8.  EGG COCOA.—­One-half teaspoon cocoa with enough hot water to make a paste.  Take one egg, beat white and yolk separately.  Stir into a cup of milk heated to nearly boiling.  Sweeten if desired.  Very nourishing.

9.  EGG LEMONADE.—­White of one egg, one tablespoonful pulverized sugar, juice of one lemon and one goblet of water.  Beat together.  Very grateful in inflammation of of lungs, stomach or bowels.

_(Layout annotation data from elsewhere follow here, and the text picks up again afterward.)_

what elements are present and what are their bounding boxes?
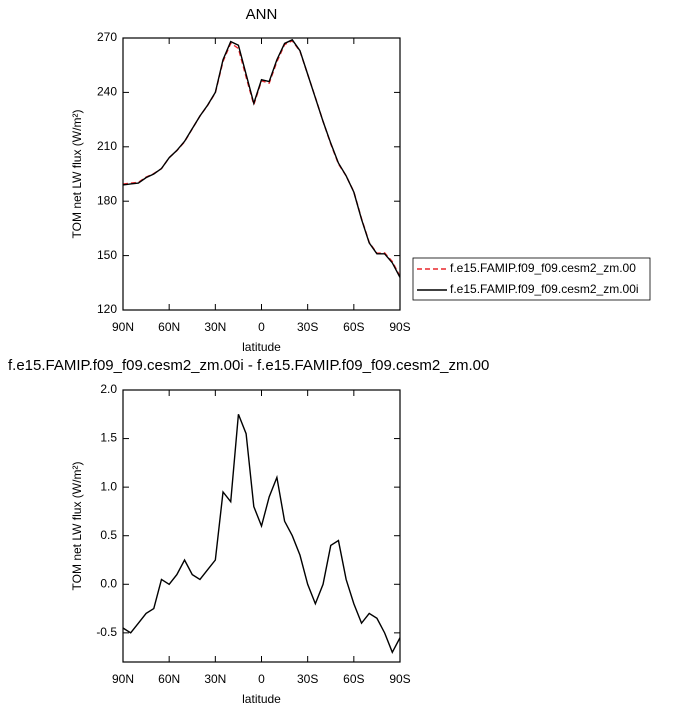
x-tick-label: 90S — [389, 320, 410, 334]
y-tick-label: 240 — [97, 85, 117, 99]
legend-box — [412, 257, 651, 301]
x-tick-label: 60S — [343, 320, 364, 334]
x-axis-label: latitude — [242, 692, 281, 706]
x-tick-label: 30S — [297, 320, 318, 334]
x-tick-label: 30S — [297, 672, 318, 686]
y-tick-label: 120 — [97, 302, 117, 316]
y-tick-label: 1.0 — [100, 479, 117, 493]
y-tick-label: 0.0 — [100, 576, 117, 590]
x-tick-label: 30N — [204, 672, 226, 686]
x-axis-label: latitude — [242, 340, 281, 354]
plot-frame — [122, 37, 401, 311]
x-tick-label: 60N — [158, 672, 180, 686]
x-tick-label: 0 — [258, 672, 265, 686]
x-tick-label: 90N — [112, 320, 134, 334]
data-line — [123, 39, 400, 277]
y-tick-label: 180 — [97, 193, 117, 207]
x-tick-label: 30N — [204, 320, 226, 334]
y-tick-label: 210 — [97, 139, 117, 153]
legend-label: f.e15.FAMIP.f09_f09.cesm2_zm.00 — [450, 261, 636, 275]
x-tick-label: 0 — [258, 320, 265, 334]
x-tick-label: 60S — [343, 672, 364, 686]
plot-frame — [122, 389, 401, 663]
chart-title: ANN — [246, 6, 278, 23]
chart-title: f.e15.FAMIP.f09_f09.cesm2_zm.00i - f.e15… — [8, 357, 489, 374]
y-axis-label: TOM net LW flux (W/m²) — [70, 110, 84, 239]
y-tick-label: 150 — [97, 248, 117, 262]
y-tick-label: 2.0 — [100, 382, 117, 396]
legend-label: f.e15.FAMIP.f09_f09.cesm2_zm.00i — [450, 282, 639, 296]
y-tick-label: 270 — [97, 30, 117, 44]
data-line — [123, 38, 400, 278]
data-line — [123, 414, 400, 654]
x-tick-label: 90N — [112, 672, 134, 686]
y-tick-label: 0.5 — [100, 528, 117, 542]
y-axis-label: TOM net LW flux (W/m²) — [70, 462, 84, 591]
y-tick-label: 1.5 — [100, 431, 117, 445]
x-tick-label: 60N — [158, 320, 180, 334]
y-tick-label: -0.5 — [96, 625, 117, 639]
x-tick-label: 90S — [389, 672, 410, 686]
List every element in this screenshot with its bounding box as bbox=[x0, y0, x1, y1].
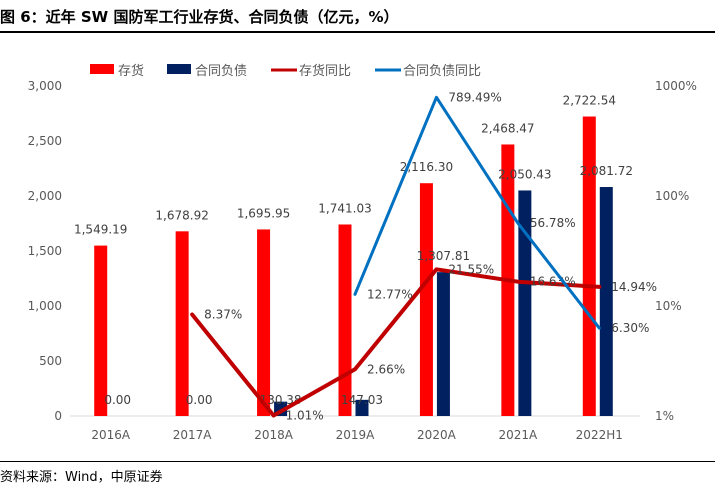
bar-inventory bbox=[582, 116, 596, 416]
x-axis-tick-label: 2018A bbox=[254, 428, 294, 442]
bar-data-label: 2,081.72 bbox=[580, 164, 633, 178]
figure-title: 图 6：近年 SW 国防军工行业存货、合同负债（亿元，%） bbox=[0, 8, 399, 26]
bar-data-label: 1,741.03 bbox=[318, 201, 371, 215]
line-data-label: 21.55% bbox=[448, 262, 494, 276]
bar-inventory bbox=[419, 183, 433, 416]
legend-label: 存货 bbox=[118, 63, 144, 79]
x-axis-tick-label: 2017A bbox=[173, 428, 213, 442]
line-data-label: 8.37% bbox=[204, 308, 242, 322]
bar-data-label: 2,468.47 bbox=[481, 121, 534, 135]
left-axis-tick-label: 2,500 bbox=[28, 134, 62, 148]
bar-data-label: 0.00 bbox=[186, 393, 213, 407]
bar-inventory bbox=[94, 245, 108, 416]
x-axis-tick-label: 2022H1 bbox=[576, 428, 623, 442]
line-contract-liabilities-yoy bbox=[353, 95, 601, 330]
bar-data-label: 2,116.30 bbox=[400, 160, 453, 174]
source-note: 资料来源：Wind，中原证券 bbox=[0, 470, 163, 485]
bar-contract-liabilities bbox=[355, 399, 369, 416]
left-axis-tick-label: 2,000 bbox=[28, 189, 62, 203]
line-data-label: 2.66% bbox=[367, 362, 405, 376]
legend-label: 合同负债同比 bbox=[403, 64, 481, 79]
line-data-label: 12.77% bbox=[367, 287, 413, 301]
bar-data-label: 1,307.81 bbox=[417, 249, 470, 263]
right-axis-tick-label: 100% bbox=[655, 189, 689, 203]
legend-label: 存货同比 bbox=[299, 63, 351, 79]
right-axis-tick-label: 10% bbox=[655, 299, 682, 313]
line-data-label: 6.30% bbox=[611, 321, 649, 335]
legend-label: 合同负债 bbox=[195, 64, 247, 79]
left-axis-tick-label: 1,500 bbox=[28, 244, 62, 258]
bar-data-label: 1,549.19 bbox=[74, 223, 127, 237]
bar-contract-liabilities bbox=[436, 272, 450, 416]
bar-contract-liabilities bbox=[518, 190, 532, 416]
line-data-label: 789.49% bbox=[448, 90, 501, 104]
x-axis-tick-label: 2020A bbox=[417, 428, 457, 442]
legend-swatch bbox=[90, 64, 114, 74]
right-axis-tick-label: 1000% bbox=[655, 79, 697, 93]
left-axis-tick-label: 1,000 bbox=[28, 299, 62, 313]
x-axis-tick-label: 2019A bbox=[336, 428, 376, 442]
bar-data-label: 2,722.54 bbox=[563, 94, 616, 108]
left-axis-tick-label: 500 bbox=[39, 354, 62, 368]
bar-data-label: 0.00 bbox=[104, 393, 131, 407]
bar-data-label: 2,050.43 bbox=[498, 167, 551, 181]
bar-inventory bbox=[338, 224, 352, 416]
line-data-label: 56.78% bbox=[530, 216, 576, 230]
bar-contract-liabilities bbox=[599, 187, 613, 416]
legend-swatch bbox=[167, 64, 191, 74]
line-data-label: 14.94% bbox=[611, 280, 657, 294]
bar-data-label: 1,678.92 bbox=[155, 208, 208, 222]
title-rule bbox=[0, 31, 715, 33]
line-data-label: 1.01% bbox=[286, 409, 324, 423]
x-axis-tick-label: 2016A bbox=[91, 428, 131, 442]
x-axis-tick-label: 2021A bbox=[498, 428, 538, 442]
bar-inventory bbox=[257, 229, 271, 416]
right-axis-tick-label: 1% bbox=[655, 409, 674, 423]
bar-data-label: 1,695.95 bbox=[237, 206, 290, 220]
bar-inventory bbox=[175, 231, 189, 416]
bar-data-label: 147.03 bbox=[341, 393, 383, 407]
line-inventory-yoy bbox=[190, 267, 602, 418]
left-axis-tick-label: 3,000 bbox=[28, 79, 62, 93]
source-rule bbox=[0, 461, 715, 462]
left-axis-tick-label: 0 bbox=[54, 409, 62, 423]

10.  BEEF TEA.—­For every quart of tea desired use one pound of fresh beef, from which all fat, bones and sinews have been carefully removed; cut the beef into pieces a quarter of an inch thick and mix with a pint of cold water.  Let it stand an hour, then pour into a glass fruit can and place in a vessel of water; let it heat on the stove another hour, but do not let it boil.  Strain before using.

JELLIES.

1.  SAGO JELLY.—­Simmer gently in a pint of water two tablespoonfuls of sago until it thickens, frequently stirring.  A little sugar may be added if desired.

2.  CHICKEN JELLY.—­Take half a raw chicken, tie in a coarse cloth and pound, till well mashed, bones and meat together.  Place the mass in a covered dish with water sufficient to cover it well.  Allow it to simmer slowly till the liquor is reduced about one-half and the meat is thoroughly cooked.  Press through a fine sieve or cloth, and salt to taste.  Place on the stove to simmer about five minutes When cold remove all particles of grease.